À titre de ministre des Affaires intergouvernementales, comment M. Pelletier pourrait-il se faire le promoteur d'une réforme qui, de son propre aveu, risque d'affaiblir le Québec face à ses interlocuteurs canadiens?

C'est précisément là une des grandes inquiétudes qui ont amené cinq personnalités du monde politique et universitaire à publier dans Le Devoir de samedi dernier un «plaidoyer contre la réforme du mode de scrutin».

Les signataires proviennent d'horizons politiques suffisamment divers pour échapper aux accusations de partisanerie. Tout le monde connaît les couleurs de l'ancien président du Conseil du trésor, Joseph Facal, et du sénateur Jean-Claude Rivest. Le constitutionnaliste Henri Brun, de l'Université Laval, a conseillé divers gouvernements péquistes. En 1989, Robert Bourassa avait vainement tenté d'imposer la candidature de Claude Corbo dans L'Acadie, mais l'association de comté s'y était opposée. Quant au politologue Christian Dufour, il a longtemps été un partisan avoué de l'ADQ.

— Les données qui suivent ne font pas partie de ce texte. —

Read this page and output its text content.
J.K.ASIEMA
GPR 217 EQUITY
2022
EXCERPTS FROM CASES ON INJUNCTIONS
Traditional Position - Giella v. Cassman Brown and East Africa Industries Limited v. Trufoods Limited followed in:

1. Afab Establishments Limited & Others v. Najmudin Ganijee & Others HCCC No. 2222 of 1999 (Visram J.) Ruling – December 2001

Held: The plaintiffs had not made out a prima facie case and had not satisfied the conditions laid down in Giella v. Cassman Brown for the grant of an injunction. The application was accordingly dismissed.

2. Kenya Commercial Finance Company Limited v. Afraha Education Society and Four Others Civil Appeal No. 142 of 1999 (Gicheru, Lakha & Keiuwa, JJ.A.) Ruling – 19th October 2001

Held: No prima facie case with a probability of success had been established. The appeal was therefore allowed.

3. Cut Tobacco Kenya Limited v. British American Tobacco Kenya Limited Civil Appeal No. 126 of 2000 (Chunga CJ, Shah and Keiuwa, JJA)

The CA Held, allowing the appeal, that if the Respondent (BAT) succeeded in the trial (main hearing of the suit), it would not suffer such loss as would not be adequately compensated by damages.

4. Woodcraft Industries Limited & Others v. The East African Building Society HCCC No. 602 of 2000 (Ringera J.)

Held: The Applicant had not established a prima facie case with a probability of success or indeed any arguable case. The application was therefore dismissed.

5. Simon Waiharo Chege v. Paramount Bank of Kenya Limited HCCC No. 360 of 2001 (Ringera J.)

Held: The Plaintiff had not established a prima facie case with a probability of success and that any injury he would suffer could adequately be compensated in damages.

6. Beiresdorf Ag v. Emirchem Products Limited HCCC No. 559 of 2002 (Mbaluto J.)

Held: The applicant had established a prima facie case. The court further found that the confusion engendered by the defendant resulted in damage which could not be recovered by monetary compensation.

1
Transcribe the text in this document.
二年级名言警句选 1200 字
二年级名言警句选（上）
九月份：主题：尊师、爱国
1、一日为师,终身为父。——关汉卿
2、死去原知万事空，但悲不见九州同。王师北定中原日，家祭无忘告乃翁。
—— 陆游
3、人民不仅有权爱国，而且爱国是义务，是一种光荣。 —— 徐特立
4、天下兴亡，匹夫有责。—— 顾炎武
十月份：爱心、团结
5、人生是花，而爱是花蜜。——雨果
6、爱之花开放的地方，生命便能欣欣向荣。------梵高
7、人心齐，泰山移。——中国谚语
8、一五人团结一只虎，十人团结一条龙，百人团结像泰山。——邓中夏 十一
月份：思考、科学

Ils reprochent non sans raison aux participants au débat public d'avoir transformé, de façon abstraite et abusive, le scrutin proportionnel en synonyme de démocratie, sans égard à ses effets concrets. «Ils ont fait comme si on ne pouvait pas être contre lui sans être contre la démocratie. Or la démocratie est bien davantage une pratique qu'une théorie. Elle ne se vit pas de la même façon dans chaque société pour des raisons historiques et culturelles propres à chacune.»

***

Soit, le système actuel surévalue le poids de la majorité francophone puisque le vote anglophone est concentré dans un petit nombre de circonscriptions. Dans le contexte d'une «société distincte» par sa langue et sa culture au Canada et en Amérique du Nord, est-ce un si grand tort?

Dans un monde idéal, chaque vote aurait un poids parfaitement égal, mais nous ne vivons pas dans un monde idéal. La Charte canadienne des droits reconnaît que certaines limitations sont acceptables dans une société démocratique. Tout récemment encore, la Cour suprême du Canada a confirmé à l'Assemblée nationale du Québec le droit de restreindre l'accès à l'école anglaise. Derrière le débat sur le mode de scrutin se profile la même opposition entre droits individuels et droits collectifs.

Si le PLQ est demeuré dans l'opposition en 1998 malgré une pluralité de voix, c'est en raison de son incapacité de s'assurer l'appui des francophones, même si Jean Charest préférait parler d'un problème avec les régions. À l'époque, Benoît Pelletier ne se privait d'ailleurs pas pour dire que son parti avait bien mérité sa déconvenue.

Il faut reconnaître que les libéraux, qui ont tout à y gagner, ont bien manoeuvré au cours des dernières années pour faire en sorte que la nécessité d'introduire un élément de proportionnelle dans le système devienne une sorte de consensus. Ils ont habilement récupéré à leur profit le discours progressiste tout en s'assurant que l'accès à l'Assemblée nationale demeure interdit aux petits partis.

Ce qui est plus étonnant, c'est la façon dont le PQ s'est lancé tête baissée dans une réforme qui ne peut que le desservir. Aujourd'hui, M. Landry doit regretter d'avoir aussi étourdiment donné carte blanche à Jean-Pierre Charbonneau.

Les signataires du texte publié dans Le Devoir en appellent au sens de la responsabilité de l'opposition officielle, mais le PQ ne peut plus revenir sur le principe. Il doit de contenter de chipoter sur les modalités. D'ailleurs, après tous ses efforts pour se défendre des accusations d'ethnocentrisme qui lui collent à la peau depuis le soir du référendum de 1995, il lui est impossible de faire valoir les avantages d'un système qui surévalue le vote francophone.

Il reste à espérer que Benoît Pelletier saura faire prévaloir les intérêts de la patrie sur ceux du parti en se hâtant le plus lentement possible. On lui en sera discrètement reconnaissant.